Je n’ai jamais parlé d’agence, mais d’une structure avec deux piliers, la haute performance et la pratique pour tous. Il n’est pas question de créer un énième étage, mais de travailler de manière plus efficace avec le mouvement sportif, les collectivités territoriales et le monde de l’entreprise. Cette co-construction est inédite, on précisera les choses en juillet, au terme des concertations.

Vous parlez de concertation, cette réforme se fait toutefois dans la douleur. Denis Masseglia, le président du comité olympique français, n’a pas caché parfois son mécontentement…

Cela fait soixante ans que ça n’avait pas bougé, c’est normal d’avoir des appréhensions. Laissons nos ego de côté pour agir ensemble. Aujourd’hui, je constate que le climat est apaisé, c’est ce qui est important.

Le mouvement sportif a pointé le fait que budget du Centre national du développement du sport (CNDS) a été fortement réduit, ce qui, selon lui, pénalise les clubs.
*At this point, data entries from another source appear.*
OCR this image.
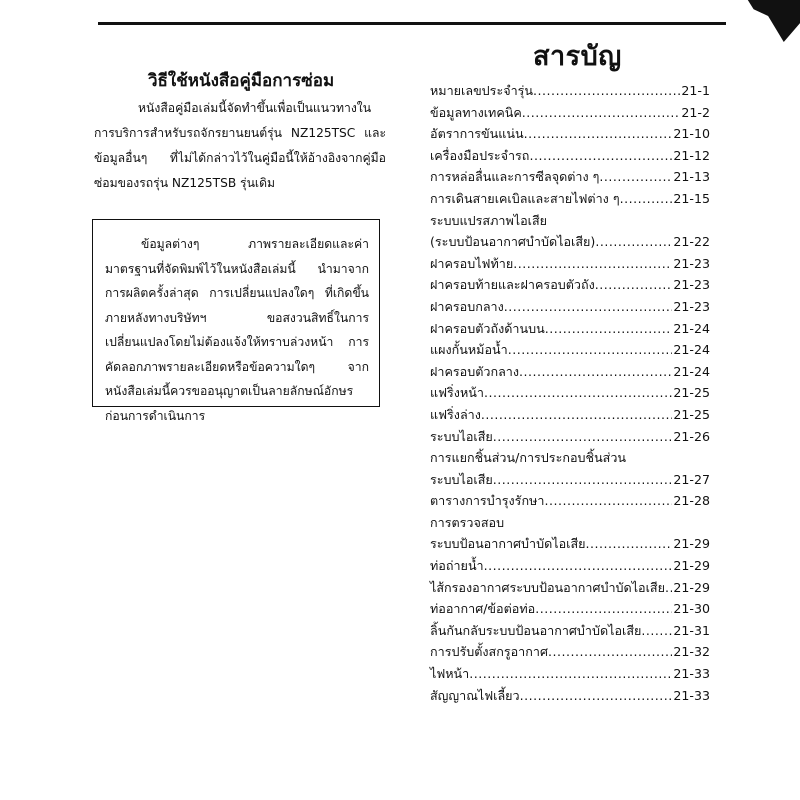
สารบัญ
วิธีใช้หนังสือคู่มือการซ่อม

หนังสือคู่มือเล่มนี้จัดทำขึ้นเพื่อเป็นแนวทางในการบริการสำหรับรถจักรยานยนต์รุ่น NZ125TSC และข้อมูลอื่นๆ ที่ไม่ได้กล่าวไว้ในคู่มือนี้ให้อ้างอิงจากคู่มือซ่อมของรถรุ่น NZ125TSB รุ่นเดิม

ข้อมูลต่างๆ ภาพรายละเอียดและค่ามาตรฐานที่จัดพิมพ์ไว้ในหนังสือเล่มนี้ นำมาจากการผลิตครั้งล่าสุด การเปลี่ยนแปลงใดๆ ที่เกิดขึ้นภายหลังทางบริษัทฯ ขอสงวนสิทธิ์ในการเปลี่ยนแปลงโดยไม่ต้องแจ้งให้ทราบล่วงหน้า การคัดลอกภาพรายละเอียดหรือข้อความใดๆ จากหนังสือเล่มนี้ควรขออนุญาตเป็นลายลักษณ์อักษรก่อนการดำเนินการ

หมายเลขประจำรุ่น .....	21-1
ข้อมูลทางเทคนิค .....	21-2
อัตราการขันแน่น .....	21-10
เครื่องมือประจำรถ .....	21-12
การหล่อลื่นและการซีลจุดต่าง ๆ .....	21-13
การเดินสายเคเบิลและสายไฟต่าง ๆ .....	21-15
ระบบแปรสภาพไอเสีย
(ระบบป้อนอากาศบำบัดไอเสีย) .....	21-22
ฝาครอบไฟท้าย .....	21-23
ฝาครอบท้ายและฝาครอบตัวถัง .....	21-23
ฝาครอบกลาง .....	21-23
ฝาครอบตัวถังด้านบน .....	21-24
แผงกั้นหม้อน้ำ .....	21-24
ฝาครอบตัวกลาง .....	21-24
แฟริ่งหน้า .....	21-25
แฟริ่งล่าง .....	21-25
ระบบไอเสีย .....	21-26
การแยกชิ้นส่วน/การประกอบชิ้นส่วน
ระบบไอเสีย .....	21-27
ตารางการบำรุงรักษา .....	21-28
การตรวจสอบ
ระบบป้อนอากาศบำบัดไอเสีย .....	21-29
ท่อถ่ายน้ำ .....	21-29
ไส้กรองอากาศระบบป้อนอากาศบำบัดไอเสีย ..... 21-29
ท่ออากาศ/ข้อต่อท่อ .....	21-30
ลิ้นกันกลับระบบป้อนอากาศบำบัดไอเสีย .....	21-31
การปรับตั้งสกรูอากาศ .....	21-32
ไฟหน้า .....	21-33
สัญญาณไฟเลี้ยว .....	21-33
Comprenez-vous sa position ?

Je suis allée sur le terrain, j’ai moi-même créé un club d’escrime, je suis consciente des difficultés de la vie associative. Oui, j’ai entendu. J’ai demandé à la direction des sports et au Cnds de trouver des solutions financières pour ces clubs. Ils étudient des pistes. L’objectif n’est pas de mettre les clubs en difficulté mais de travailler de manière plus efficace afin de les faire vivre.

Avec les comités olympique et paralympique, vous aviez envoyé il y a quelques mois un courrier aux fédérations afin que la Marseillaise soit entonnée avant chaque Championnat de France. Où en êtes-vous des concertations ?

Chanter la Marseillaise, ce n’est ni du chauvinisme, ni du nationalisme, mais du patriotisme. J’ai soumis l’idée que la Marseillaise puisse être jouée avant les Championnats de France. Aux clubs de s’en saisir s’ils le souhaitent.

On n’entendra donc pas forcément la Marseillaise avant chaque match de Ligue 1 ?

L’idée est de rassembler les acteurs qui organisent une compétition, les sportifs, les bénévoles, les juges autour de la Marseillaise. Sur la base du volontariat.

Vous avez souhaité l’organisation d’une fête du sport, chaque année en septembre. Pourquoi ce projet vous tient-il tant à cœur ?

Parce que je crois en cette fête populaire ! Nous avons reçu près de 500 projets. On va permettre aux clubs d’aller à la rencontre des Français afin de présenter ce qu’ils font et ainsi capter des licenciés. Ce sera une réussite, j’en suis certaine.